Faithful Congregations
Relying on the Holy Spirit to do the converting, Christian pastors and teachers need to train people and congregations to understand and practice the basic principles of personal and corporate stewardship. Needless to say, we must strive with God’s help to be role models in our own stewardship. Congregations and all other Christian organizations need to understand the difference between stewardship and fundraising. In the secular world the latter is viewed through anthropological glasses, and is need-based, highly competitive, and technique-oriented.

Stewardship, on the other hand, starts from a theological premise, is duty-based (trusteeship), and spiritually motivated. Fundraising is a legitimate and necessary enterprise, but there is a distinction between Christian and secular fundraising. Christian fundraising is never manipulative. It incorporates the principles of Christian stewardship, which recognize that need is useful in deciding which cause one should give to, but not in determining whether to give at all or how much.

Good stewardship requires that congregational budgets, for example, should not be based on operating needs with a portion set aside for benevolent purposes, but should reflect the personal stewardship of the members, whose giving to the church is a reflection of their grateful obligation to God and of their desire to put God first on their priority list. Christian stewards give proportionately, sacrificially, and systematically. They know the joy of giving.

And just as its members must practice stewardship as an essential spiritual discipline, so too must the congregation be a faithful corporate steward of the resources entrusted to it by its members. The best gauge of a church’s spiritual temperature is its benevolence budget. How much does a congregation give back to God to show that it knows everything it has belongs to God?
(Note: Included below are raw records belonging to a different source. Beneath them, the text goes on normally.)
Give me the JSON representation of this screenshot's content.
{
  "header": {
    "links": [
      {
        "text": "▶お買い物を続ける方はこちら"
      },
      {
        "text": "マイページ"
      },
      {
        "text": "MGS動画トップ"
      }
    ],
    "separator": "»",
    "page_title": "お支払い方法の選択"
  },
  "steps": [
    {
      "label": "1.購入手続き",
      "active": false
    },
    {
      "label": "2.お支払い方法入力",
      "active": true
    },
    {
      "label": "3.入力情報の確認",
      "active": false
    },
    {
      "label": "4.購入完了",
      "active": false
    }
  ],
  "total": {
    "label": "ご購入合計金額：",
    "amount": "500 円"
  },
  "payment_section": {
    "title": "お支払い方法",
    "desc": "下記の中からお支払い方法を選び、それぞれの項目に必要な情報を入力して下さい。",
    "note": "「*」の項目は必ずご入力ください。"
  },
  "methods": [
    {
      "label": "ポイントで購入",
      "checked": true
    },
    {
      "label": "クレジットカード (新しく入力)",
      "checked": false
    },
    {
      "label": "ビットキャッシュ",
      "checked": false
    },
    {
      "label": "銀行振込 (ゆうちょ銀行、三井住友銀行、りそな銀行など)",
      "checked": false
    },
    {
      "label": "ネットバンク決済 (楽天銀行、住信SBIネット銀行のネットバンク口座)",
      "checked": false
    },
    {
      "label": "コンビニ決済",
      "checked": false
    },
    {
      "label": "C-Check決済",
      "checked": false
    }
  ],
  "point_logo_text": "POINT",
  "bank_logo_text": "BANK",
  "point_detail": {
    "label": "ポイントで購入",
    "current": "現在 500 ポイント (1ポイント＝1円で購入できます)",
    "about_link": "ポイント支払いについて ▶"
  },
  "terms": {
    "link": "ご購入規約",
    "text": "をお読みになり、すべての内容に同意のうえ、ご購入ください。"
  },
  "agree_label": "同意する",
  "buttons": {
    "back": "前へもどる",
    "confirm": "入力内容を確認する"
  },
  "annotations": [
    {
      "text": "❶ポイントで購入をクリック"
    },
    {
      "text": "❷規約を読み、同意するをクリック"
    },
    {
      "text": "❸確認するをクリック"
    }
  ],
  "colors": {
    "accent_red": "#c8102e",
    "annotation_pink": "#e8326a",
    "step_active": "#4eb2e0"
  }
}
But as we said at the start, stewardship is more than money. It has to do with all of life. That rule applies to the corporate stewardship of the church as well as to the personal stewardship of individuals. The mission and ministry of the church are expressions of its corporate stewardship. Congregations and their members study, take positions, and engage appropriately in efforts to solve the larger issues confronting the world—global warming, protection of the environment, peace and justice issues, poverty, hunger, disease, and all other problems besetting humankind. It is their stewardship of life.

Not that individual congregations can solve all the world’s problems or settle every issue. But they can do their part, they can express their concern, and they can show the world by example what it means to be a steward of God’s creation and the gift of life. To that end we are putting our heads together on a project that we hope will help people and churches to take seriously the truth that faithful stewardship demands not just your money—but your life!